Why, after all, do we turn to art or literature? To be comforted or to be provoked? For me, the answer is, as it has always been, the latter: to see the world through a diverging set of eyes.
As Franz Kafka wrote more than a century ago, “I think we ought to read only the kind of books that wound and stab us. If the book we’re reading doesn’t wake us up with a blow on the head, what are we reading it for? So that it will make us happy, as you write? Good Lord, we would be happy precisely if we had no books, and the kind of books that make us happy are the kind we could write ourselves if we had to. But we need the books that affect us like a disaster, that grieve us deeply, like the death of someone we loved more than ourselves, like being banished into forests far from everyone, like a suicide. A book must be the axe for the frozen sea inside us. That is my belief.”
What does this mean in terms of Banned Books Week? First, I think, we must acknowledge that books can be dangerous. The people who want to ban them (or restrict their access, since in the United States, there’s no real overt book banning) understand this; it’s the basis of their critique.
When a parent group goes after Dav Pilkey, for instance — or John Green, or Toni Morrison — it’s not necessarily because they’re ignorant, that if they knew more, or understood more, they would see things through a more accepting lens. They understand the power of books and are reacting to it, if not in the manner we might prefer. This, too, is what literature teaches us: that there is no single way of thinking about, of participating in, of framing our experience of the world.

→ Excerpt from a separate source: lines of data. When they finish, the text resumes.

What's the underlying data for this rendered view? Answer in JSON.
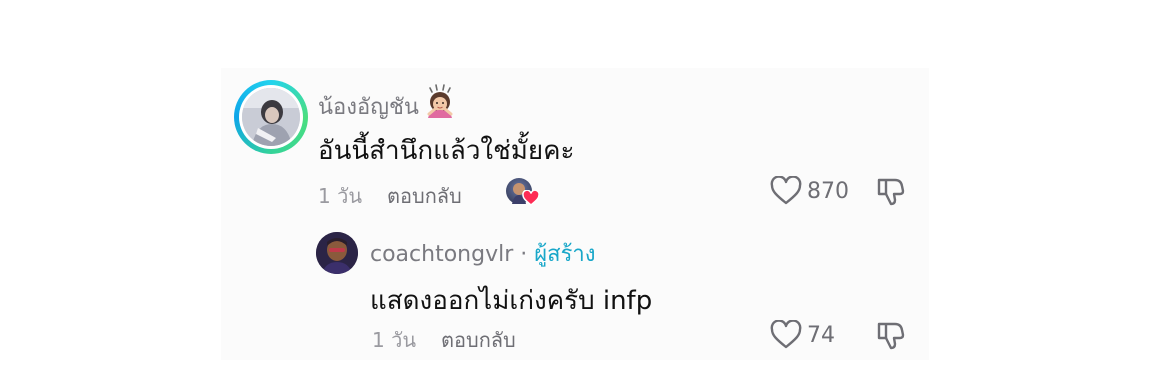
{
  "comment": {
    "author": "น้องอัญชัน",
    "author_emoji": "woman-gesturing-ok-emoji",
    "text": "อันนี้สำนึกแล้วใช่มั้ยคะ",
    "time": "1 วัน",
    "reply_label": "ตอบกลับ",
    "like_count": "870",
    "liked_by_creator": true
  },
  "reply": {
    "author": "coachtongvlr",
    "separator": "·",
    "creator_label": "ผู้สร้าง",
    "text": "แสดงออกไม่เก่งครับ infp",
    "time": "1 วัน",
    "reply_label": "ตอบกลับ",
    "like_count": "74"
  },
  "colors": {
    "creator_accent": "#18a7c9",
    "ring_start": "#22d3ee",
    "ring_end": "#4ade80",
    "heart": "#fe2c55"
  },
  "icons": [
    "heart-outline-icon",
    "thumbs-down-icon",
    "liked-by-creator-heart-icon"
  ]
}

That’s a scary thought to a lot of people on either side of the equation — cultural relativism, the notion that, to quote Franz Boas, “our ideas and conceptions are true only so far as our civilization goes.” What it suggests is that we must discover and define meaning on our own terms, that there is no absolute, no deity or leader, to show us the way.
Personal responsibility, in other words, not only for our actions but also for our thinking, for what we believe in, what we hope and what we fear. This, to me, is the place where narrative begins — with the need to tell stories as a strategy for making meaning in a universe that remains indifferent to us.

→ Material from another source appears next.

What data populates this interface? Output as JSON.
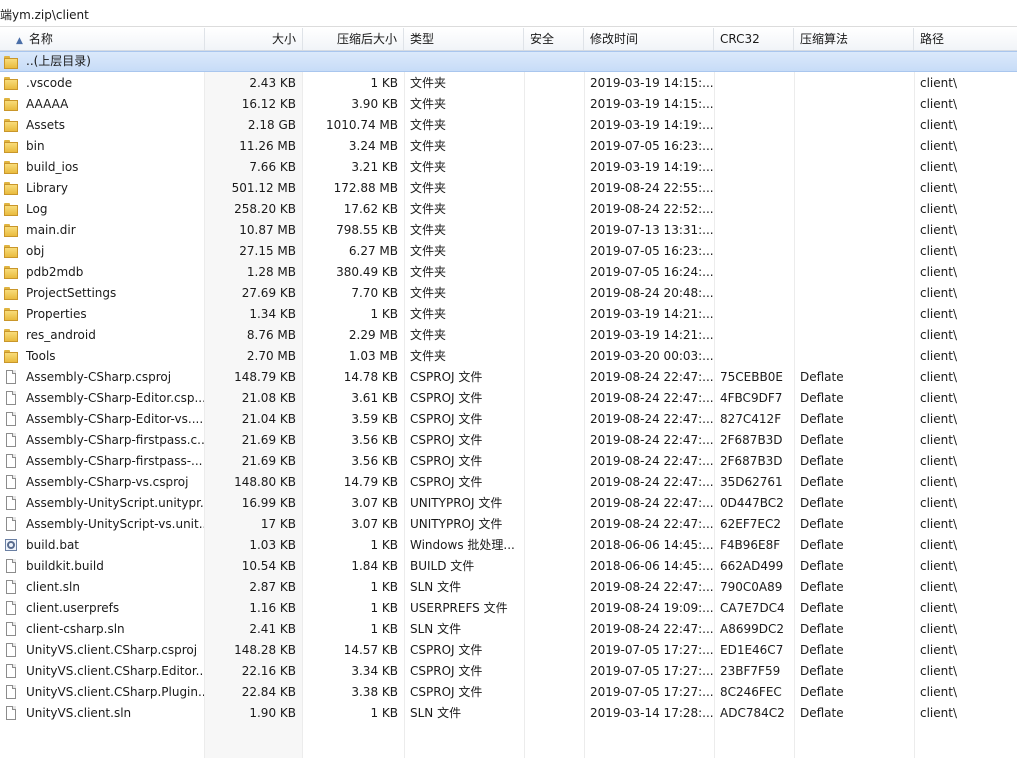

Of course, once you accept this worldview, it renders everything conditional, even good and evil, morality. It is left to us to make a choice. On the one hand, there is Camus, who, in “The Myth of Sisyphus,” argues that “[w]e must simultaneously serve suffering and beauty”; on the other, Hitler, whose “Mein Kampf” (the most unspeakable book of the last century) tends to fall out of the conversation when the subject of banned books comes up.
In my library, there is a place for both titles, not because they are alike but because they are not. It’s impossible, I think, to have one without the other: courage and cowardice, hope and hate. The issue is not one of license, nor (as should go without saying) agreement, but rather of responsibility.

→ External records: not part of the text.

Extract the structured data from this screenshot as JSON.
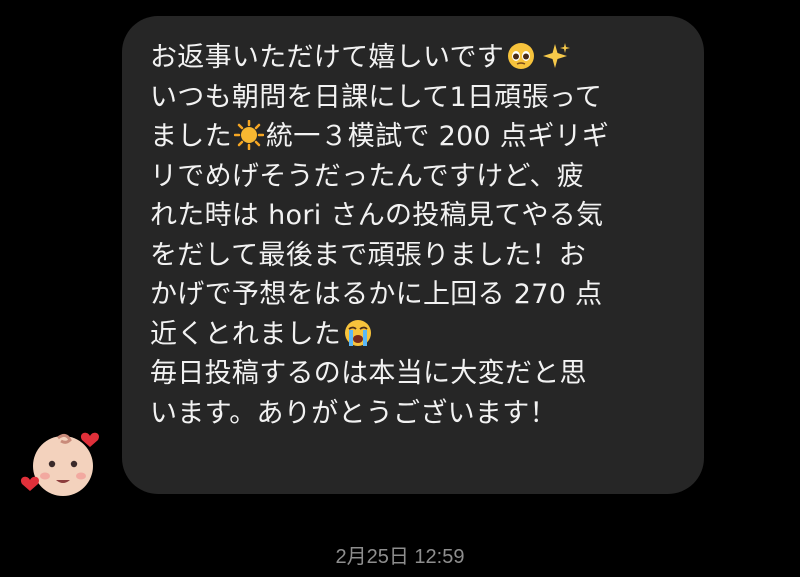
{
  "message": {
    "segments": [
      {
        "type": "text",
        "value": "お返事いただけて嬉しいです"
      },
      {
        "type": "emoji",
        "icon": "pleading-face-emoji"
      },
      {
        "type": "emoji",
        "icon": "sparkles-emoji"
      },
      {
        "type": "text",
        "value": "\nいつも朝問を日課にして1日頑張って\nました"
      },
      {
        "type": "emoji",
        "icon": "sun-emoji"
      },
      {
        "type": "text",
        "value": "統一３模試で 200 点ギリギ\nリでめげそうだったんですけど、疲\nれた時は hori さんの投稿見てやる気\nをだして最後まで頑張りました！お\nかげで予想をはるかに上回る 270 点\n近くとれました"
      },
      {
        "type": "emoji",
        "icon": "loudly-crying-face-emoji"
      },
      {
        "type": "text",
        "value": "\n毎日投稿するのは本当に大変だと思\nいます。ありがとうございます！"
      }
    ]
  },
  "timestamp": "2月25日 12:59",
  "avatar": {
    "icon": "baby-face-with-hearts-avatar"
  },
  "colors": {
    "background": "#000000",
    "bubble": "#262626",
    "text": "#f2f2f2",
    "timestamp": "#8e8e8e"
  }
}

To own “Mein Kampf,” to support its right to exist, is not to endorse its awful venality. Rather, it is to recognize that, as Henry Miller once wrote, “[y]ou cannot eliminate an idea by suppressing it.” This is a notion that, if we face it openly, offers us a vivid freedom — not to do anything, but to do the right thing.
Camus, of course, understood this, which is what makes him such a moral visionary.
“One of the temptations of the artist,” he writes, “is to believe himself solitary, and in truth he bears this shouted at him with a certain base delight. But this is not true. He stands in the midst of all, in the same rank, neither higher nor lower, with all those who are working and struggling. His very vocation, in the face of oppression, is to open the prisons and to give a voice to the sorrows and joys of all. This is where art, against its enemies, justifies itself by proving precisely that it is no one’s enemy. By itself art could probably not produce the renascence which implies justice and liberty. But without it, that renascence would be without forms and, consequently, would be nothing. Without culture, and the relative freedom it implies, society, even when perfect, is but a jungle.”